In highway-speed scenarios, you have to be perpetually defensive. With its narrow tires and short wheelbase, the Niva will not corner predictably. Obviously, there’s no advance collision warning, blind spot detection, or airbags that’ll help you if the unspeakable happens.
I’m being brutally honest here because the Niva was brutally honest with me.
It wasn’t designed to be driven long distances at high speeds. It was never meant to contend with speeding BMW X6s, Subaru Outbacks, and Volvo trucks on divided expressways. And it doesn’t give you any indication that it wants to be.
So in a way, it’s unfair to label the Niva’s awfulness on the highway as weakness. It’d be like faulting a whisk for working poorly as a spoon.
Think of the Lada Niva as a transaction. Like going to the DMV, but in a nice way. You know what you want, and the Niva knows what it can provide. But asking anything extra of the Niva would be like asking the person who hands out your driver’s license for a massage.
If you buy a Niva primarily for use on the highway, you must be wearing an aluminum foil hat. You buy a Niva to go somewhere deep in the forest. It’s meant to be used, to quote a weird Russian saying, “where wolves are afraid to shit.”
And there are still plenty of places in the world where paved roads are few and far between. Where off-roading is less a hobby, but more a reality of getting from A to B. That’s precisely where the Niva’s rugged simplicity counts the most. It’s what makes it a legend the world over, from the European Alps, to the dunes of North Africa, to the deepest snowbanks of Siberia.

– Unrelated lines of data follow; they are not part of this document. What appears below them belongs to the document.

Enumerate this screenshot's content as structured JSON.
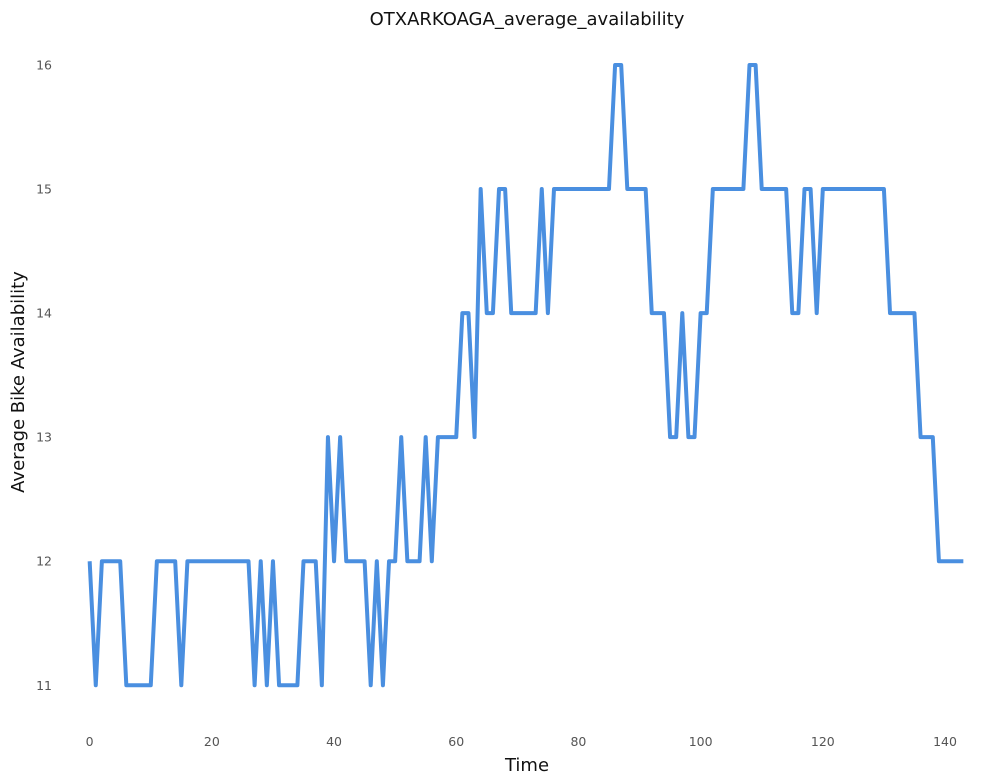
{
  "chart_data": {
    "type": "line",
    "title": "OTXARKOAGA_average_availability",
    "xlabel": "Time",
    "ylabel": "Average Bike Availability",
    "xlim": [
      -2.4,
      145.4
    ],
    "ylim": [
      10.72,
      16.25
    ],
    "xticks": [
      0,
      20,
      40,
      60,
      80,
      100,
      120,
      140
    ],
    "yticks": [
      11,
      12,
      13,
      14,
      15,
      16
    ],
    "grid": false,
    "legend": "none",
    "series": [
      {
        "color": "#4a8fe0",
        "x": [
          0,
          1,
          2,
          3,
          4,
          5,
          6,
          7,
          8,
          9,
          10,
          11,
          12,
          13,
          14,
          15,
          16,
          17,
          18,
          19,
          20,
          21,
          22,
          23,
          24,
          25,
          26,
          27,
          28,
          29,
          30,
          31,
          32,
          33,
          34,
          35,
          36,
          37,
          38,
          39,
          40,
          41,
          42,
          43,
          44,
          45,
          46,
          47,
          48,
          49,
          50,
          51,
          52,
          53,
          54,
          55,
          56,
          57,
          58,
          59,
          60,
          61,
          62,
          63,
          64,
          65,
          66,
          67,
          68,
          69,
          70,
          71,
          72,
          73,
          74,
          75,
          76,
          77,
          78,
          79,
          80,
          81,
          82,
          83,
          84,
          85,
          86,
          87,
          88,
          89,
          90,
          91,
          92,
          93,
          94,
          95,
          96,
          97,
          98,
          99,
          100,
          101,
          102,
          103,
          104,
          105,
          106,
          107,
          108,
          109,
          110,
          111,
          112,
          113,
          114,
          115,
          116,
          117,
          118,
          119,
          120,
          121,
          122,
          123,
          124,
          125,
          126,
          127,
          128,
          129,
          130,
          131,
          132,
          133,
          134,
          135,
          136,
          137,
          138,
          139,
          140,
          141,
          142,
          143
        ],
        "values": [
          12,
          11,
          12,
          12,
          12,
          12,
          11,
          11,
          11,
          11,
          11,
          12,
          12,
          12,
          12,
          11,
          12,
          12,
          12,
          12,
          12,
          12,
          12,
          12,
          12,
          12,
          12,
          11,
          12,
          11,
          12,
          11,
          11,
          11,
          11,
          12,
          12,
          12,
          11,
          13,
          12,
          13,
          12,
          12,
          12,
          12,
          11,
          12,
          11,
          12,
          12,
          13,
          12,
          12,
          12,
          13,
          12,
          13,
          13,
          13,
          13,
          14,
          14,
          13,
          15,
          14,
          14,
          15,
          15,
          14,
          14,
          14,
          14,
          14,
          15,
          14,
          15,
          15,
          15,
          15,
          15,
          15,
          15,
          15,
          15,
          15,
          16,
          16,
          15,
          15,
          15,
          15,
          14,
          14,
          14,
          13,
          13,
          14,
          13,
          13,
          14,
          14,
          15,
          15,
          15,
          15,
          15,
          15,
          16,
          16,
          15,
          15,
          15,
          15,
          15,
          14,
          14,
          15,
          15,
          14,
          15,
          15,
          15,
          15,
          15,
          15,
          15,
          15,
          15,
          15,
          15,
          14,
          14,
          14,
          14,
          14,
          13,
          13,
          13,
          12,
          12,
          12,
          12,
          12
        ]
      }
    ]
  }
}
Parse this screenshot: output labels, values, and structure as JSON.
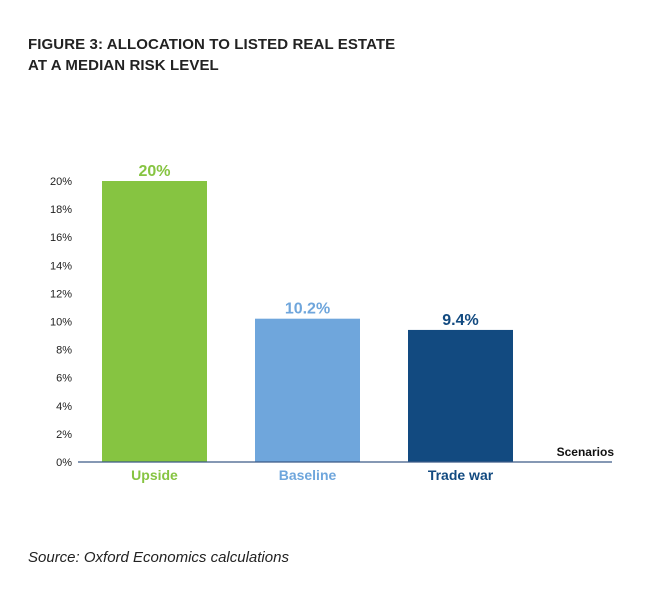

See, my opinions really don’t matter this time. The Niva knows exactly what it can and cannot do; and it doesn’t pretend to be anything that it isn’t. So if I whine about noise, or safety, or ergonomics, or not being able to put a soft drink into a plastic hole in the center console, those who actually need a Niva could care less. It’s all trivial.
I asked some of the Lada reps about the Niva’s future. I wanted to know if there were rumors floating about its discontinuation. But all they could tell me was that the Nivas fly off the lot. And it probably isn’t because of the cupholders.